(Untitled)

Aug 07, 2008 19:53

One of the reasons I didn't move with K was because I believe I need to get better at managing my own social life. With K around, I'd just spend all my time with them. Between not having a daytime engagement yet (so anti-valuing my weeknights alone) and not being willing to invite myself into people's houses, I've been kind of failing. So how do ( Read more... )

Leave a comment

ext_72787 August 10 2008, 02:38:22 UTC
Where do you want to end up? Do you want an activity-based group which meets on a regular basis where you'd be welcome if you went but not obligated? Do you want more invitations to parties and ad-hoc events? Do you want to establish relationships with a half dozen or so individual people or couples whom you would then feel more comfortable contacting when you want company? Do you want to meet people to date?

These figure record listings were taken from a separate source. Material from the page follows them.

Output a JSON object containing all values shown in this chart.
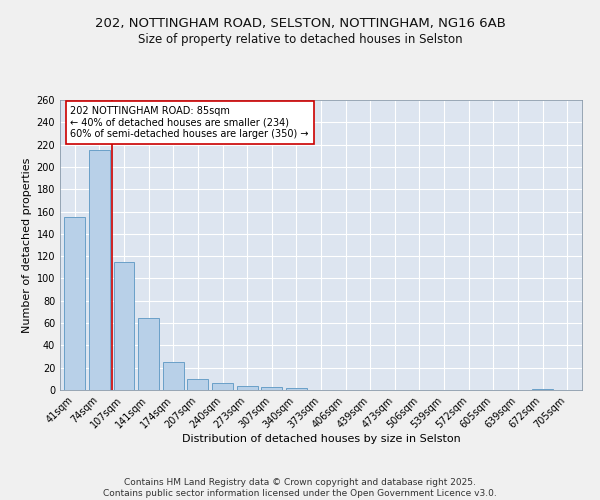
{
  "title1": "202, NOTTINGHAM ROAD, SELSTON, NOTTINGHAM, NG16 6AB",
  "title2": "Size of property relative to detached houses in Selston",
  "xlabel": "Distribution of detached houses by size in Selston",
  "ylabel": "Number of detached properties",
  "categories": [
    "41sqm",
    "74sqm",
    "107sqm",
    "141sqm",
    "174sqm",
    "207sqm",
    "240sqm",
    "273sqm",
    "307sqm",
    "340sqm",
    "373sqm",
    "406sqm",
    "439sqm",
    "473sqm",
    "506sqm",
    "539sqm",
    "572sqm",
    "605sqm",
    "639sqm",
    "672sqm",
    "705sqm"
  ],
  "values": [
    155,
    215,
    115,
    65,
    25,
    10,
    6,
    4,
    3,
    2,
    0,
    0,
    0,
    0,
    0,
    0,
    0,
    0,
    0,
    1,
    0
  ],
  "bar_color": "#b8d0e8",
  "bar_edge_color": "#6aa0c8",
  "red_line_index": 1.5,
  "red_line_color": "#cc0000",
  "annotation_text": "202 NOTTINGHAM ROAD: 85sqm\n← 40% of detached houses are smaller (234)\n60% of semi-detached houses are larger (350) →",
  "annotation_box_color": "#ffffff",
  "annotation_box_edge": "#cc0000",
  "ylim": [
    0,
    260
  ],
  "yticks": [
    0,
    20,
    40,
    60,
    80,
    100,
    120,
    140,
    160,
    180,
    200,
    220,
    240,
    260
  ],
  "background_color": "#dde5f0",
  "grid_color": "#ffffff",
  "footnote": "Contains HM Land Registry data © Crown copyright and database right 2025.\nContains public sector information licensed under the Open Government Licence v3.0.",
  "title_fontsize": 9.5,
  "subtitle_fontsize": 8.5,
  "label_fontsize": 8,
  "tick_fontsize": 7,
  "footnote_fontsize": 6.5
}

Group activities seem to span a spectrum. On one end, you have an activity which inherently requires (or at least prefers) groups of people in order for the activity to work; the people get together to facilitate engaging in the activity. On the other end you have parties, where the whole objective is to be social. In the middle you have things like game playing and going to movies.

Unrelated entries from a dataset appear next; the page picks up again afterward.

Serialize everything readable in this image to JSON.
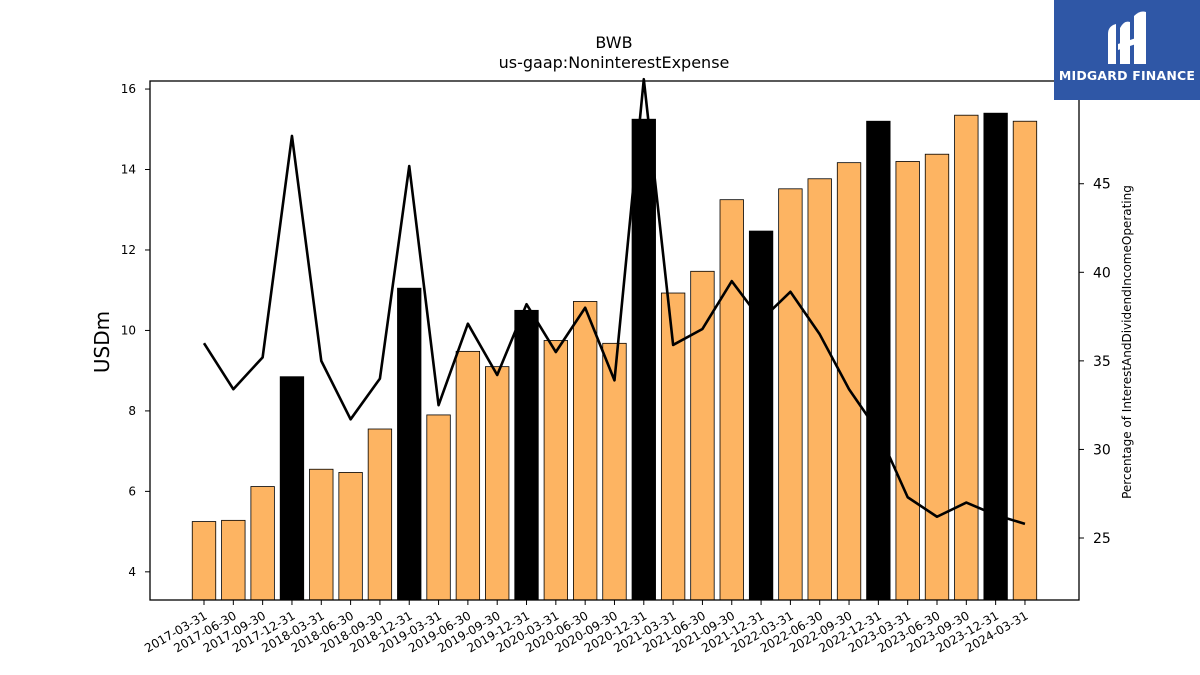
{
  "chart_data": {
    "type": "bar",
    "title": "BWB",
    "subtitle": "us-gaap:NoninterestExpense",
    "ylabel": "USDm",
    "ylabel_right": "Percentage of InterestAndDividendIncomeOperating",
    "ylim": [
      3.3,
      16.2
    ],
    "ylim_right": [
      21.5,
      50.8
    ],
    "yticks": [
      4,
      6,
      8,
      10,
      12,
      14,
      16
    ],
    "yticks_right": [
      25,
      30,
      35,
      40,
      45,
      50
    ],
    "categories": [
      "2017-03-31",
      "2017-06-30",
      "2017-09-30",
      "2017-12-31",
      "2018-03-31",
      "2018-06-30",
      "2018-09-30",
      "2018-12-31",
      "2019-03-31",
      "2019-06-30",
      "2019-09-30",
      "2019-12-31",
      "2020-03-31",
      "2020-06-30",
      "2020-09-30",
      "2020-12-31",
      "2021-03-31",
      "2021-06-30",
      "2021-09-30",
      "2021-12-31",
      "2022-03-31",
      "2022-06-30",
      "2022-09-30",
      "2022-12-31",
      "2023-03-31",
      "2023-06-30",
      "2023-09-30",
      "2023-12-31",
      "2024-03-31"
    ],
    "series": [
      {
        "kind": "bar",
        "values": [
          5.25,
          5.28,
          6.12,
          8.85,
          6.55,
          6.47,
          7.55,
          11.05,
          7.9,
          9.48,
          9.1,
          10.5,
          9.75,
          10.72,
          9.68,
          15.25,
          10.93,
          11.47,
          13.25,
          12.47,
          13.52,
          13.77,
          14.17,
          15.2,
          14.2,
          14.38,
          15.35,
          15.4,
          15.2
        ],
        "colors": [
          "#fdb462",
          "#fdb462",
          "#fdb462",
          "#000000",
          "#fdb462",
          "#fdb462",
          "#fdb462",
          "#000000",
          "#fdb462",
          "#fdb462",
          "#fdb462",
          "#000000",
          "#fdb462",
          "#fdb462",
          "#fdb462",
          "#000000",
          "#fdb462",
          "#fdb462",
          "#fdb462",
          "#000000",
          "#fdb462",
          "#fdb462",
          "#fdb462",
          "#000000",
          "#fdb462",
          "#fdb462",
          "#fdb462",
          "#000000",
          "#fdb462"
        ]
      },
      {
        "kind": "line",
        "axis": "right",
        "color": "#000000",
        "values": [
          36.0,
          33.4,
          35.2,
          47.7,
          35.0,
          31.7,
          34.0,
          46.0,
          32.5,
          37.1,
          34.2,
          38.2,
          35.5,
          38.0,
          33.9,
          50.9,
          35.9,
          36.8,
          39.5,
          37.3,
          38.9,
          36.5,
          33.4,
          31.0,
          27.3,
          26.2,
          27.0,
          26.3,
          25.8
        ]
      }
    ],
    "grid": false,
    "legend": "none"
  },
  "branding": {
    "logo_text": "MIDGARD FINANCE",
    "logo_color": "#2f57a6",
    "logo_icon": "midgard-m-icon"
  }
}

Many engineering and artistic pursuits tend to be solitary by nature, but you can find an opportunity to use some of the same skills in a group context to make larger interactive art installations, and when I was a MIT, a lot of hacks were hard up for EEs. When you're working on something *with* someone and you have a shared objective which cannot be accomplished without some actual effort, I think you get a deeper sense of their personality than if you're just there for entertainment, for better or for worse.

I have mixed experiences at parties. Occasionally they're horrible and awkward and I seem to have nothing in common with the other people there. Occasionally I meet someone with whom I get along particularly well and make an effort to see again. Mostly they fall in the middle; we laugh, tell jokes, and make irreverant comments; it is amusing but basically forgettable, and little changes as a consequence of my having gone.

Parties with a crowd that mostly already know each other seem to play up the social standing of the attendees; at times I've been one of the "cool" people, and at other times I definitely haven't. I could only guess at the reasons.

If you want to take the initiative to invite people to things, but do not want to deal with feeding or hosting them, remember that you can invite them to accompany you to an outside venue, such as a restaurant.

These days I rarely spend time in organized groups at all; when I haven't had enough time with other people, I think of somebody I know and haven't seen in awhile, and ask them if they want to have dinner sometime soon. Usually they do. If not, I ask somebody else. It works pretty well for me.